One widely used TPU is Desmopan®, a multiphase block copolymer that is selectively produced in a carefully coordinated polyaddition reaction involving three basic raw materials: a polyol (or long-chain diol), a short-chain diol – also known as a chain extender – and a diisocyanate.
Schematic overview of TPU
The polyols used in this reaction are generally polyester, polyether or polycarbonate diols with molecular weights of between 1000 and 4000. Some common short-chain diols are butane diol, hexane diol or aromatic diols. For the diisocyanate component, diphenyl methane diisocyanate or hexamethylene diisocyanate are generally used. The diisocyanate supplies the chemical bond between the diols. Chemists call this bond “urethane”. The frequency of urethane bonds in the long-chain polymer molecule gives the material the name “polyurethane”.
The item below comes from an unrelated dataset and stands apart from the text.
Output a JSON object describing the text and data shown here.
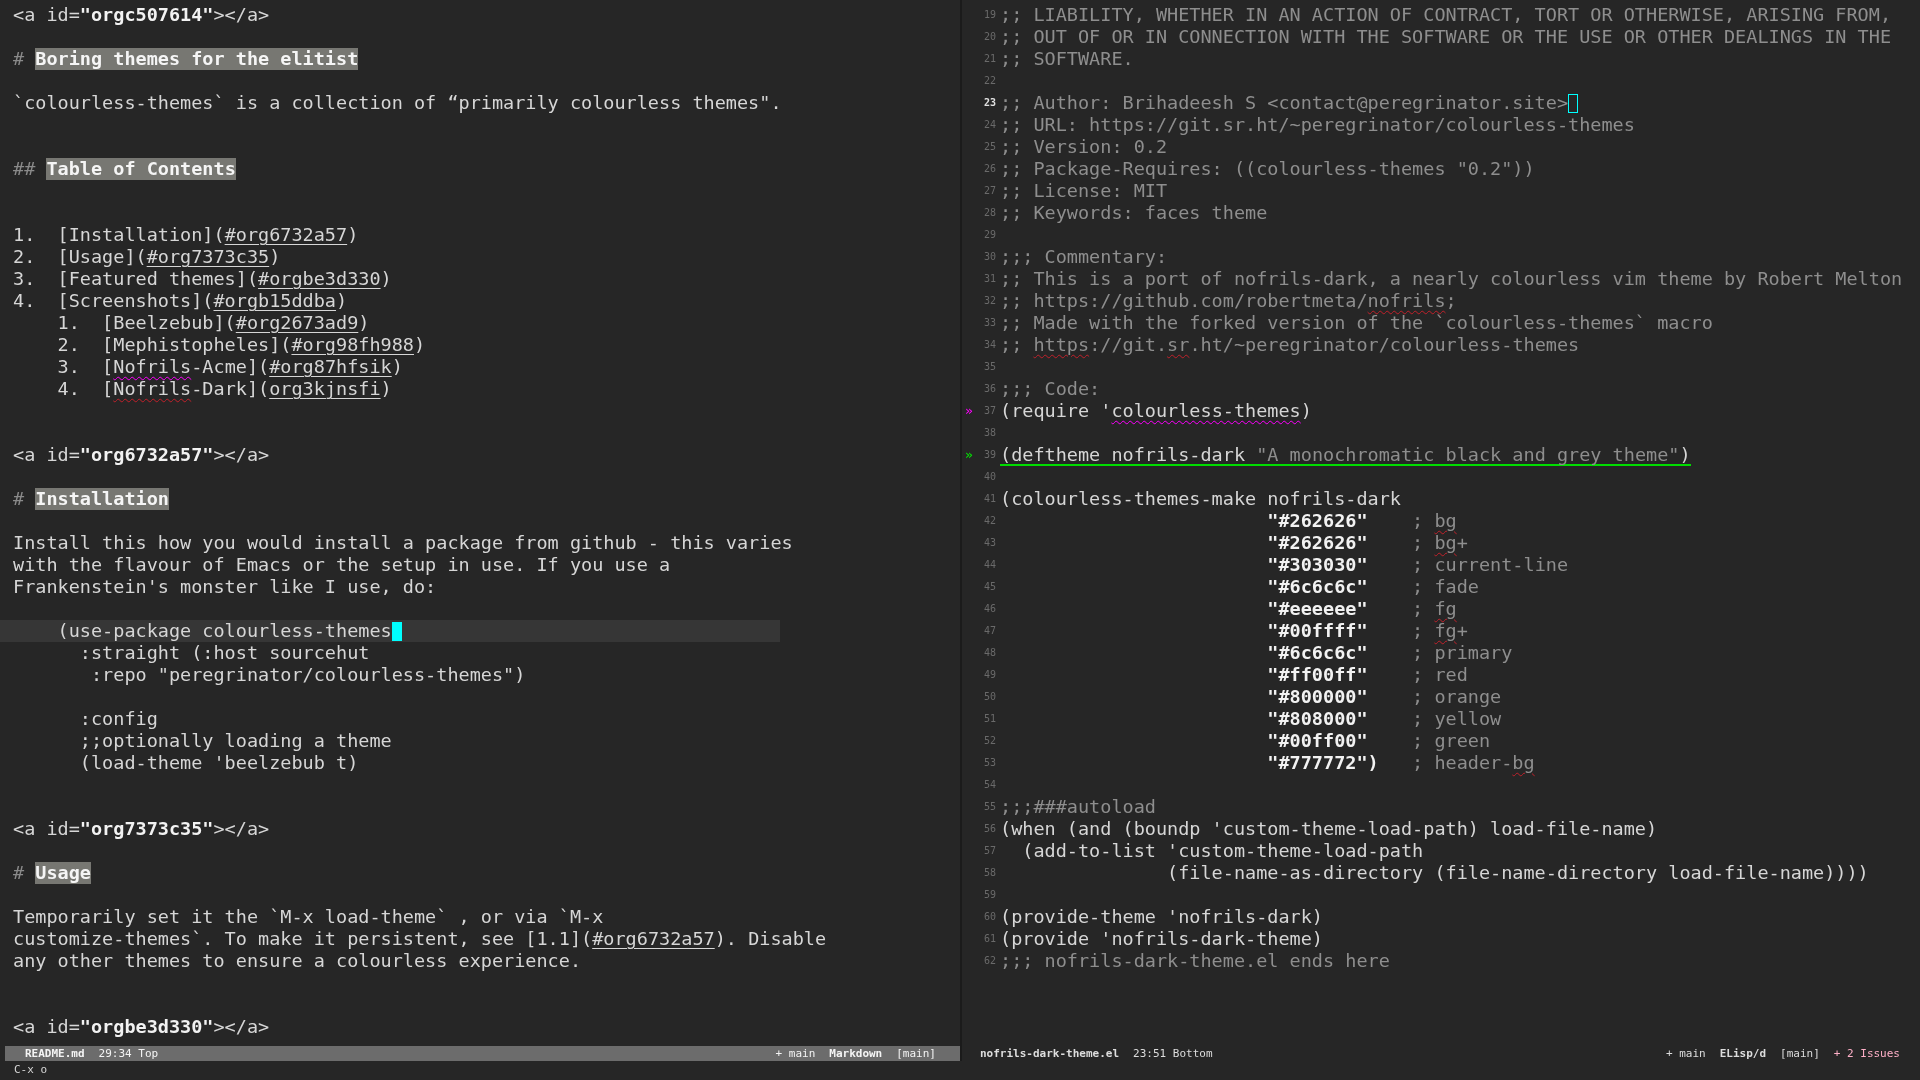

A structured network of rigid and flexible segments

When the reaction between the chemical building blocks of TPU is controlled in a targeted manner, it is possible to achieve a bigger or smaller block structure, which is determined by the frequency (separation) of flexible polyol groups and rigid (ordered) chain extenders. This order in the chain-extender blocks happens due to a physical interaction with the chain-extender blocks of the neighboring polymer chain. These interactions constitute the nodes for the elastic behavior of TPU. At the same time, the reversibly melting nodes are a condition for the thermoplastic behavior of TPU.
The flexible polyol blocks then form the so-called “flexible segments” (shown as squiggles in the diagram) in three-dimensional macroscopic space, while the rigid chain extender blocks form what are called “rigid segments” (depicted as rods).
The rigid and flexible segments form what are called different morphological “phases”. It is the shape and distribution of these phases, which can also include mixed phases of both rigid and flexible segments, that are ultimately the primary determinants of the application properties of a TPU.

Tunable building blocks and processes

TPU is highly tunable, so it can be adjusted to meet the requirements of different applications and processing methods. One starting point for tuning is the chemical building blocks in TPU; the other is its production process. To start with the building blocks, the non-ordered flexible segments are responsible for the material’s chemical properties and for its resistance to hydrolysis, microbes and chemicals. The key characteristic of low-temperature flexibility can also be adjusted via the flexible segments. The ordered or “crystalline” rigid segments determine the processing characteristics of the TPU, such as melting and solidification behavior, as well as thermal properties such as the heat distortion temperature.The material properties of TPU can similarly be influenced to a great extent through the production process, i.e. by the order and strength in which the basic raw materials are mixed and by the mixing temperature. The hardness can be varied over a broad range (44 Shore A to 85 Shore D) through the quantitative ratio of rigid segments to flexible segments, as can the moduli in mechanical tests (1 – 2000 MPa). The chain length of the TPU polymer is adjusted via the ratio of diisocyanate to the sum total of diols. TPU molecular weights of Mn 20,000 to 150,000 can be achieved. Additional characteristics such as melting behavior, heat deflection temperature and mechanical strength of a TPU can be influenced in a similar manner.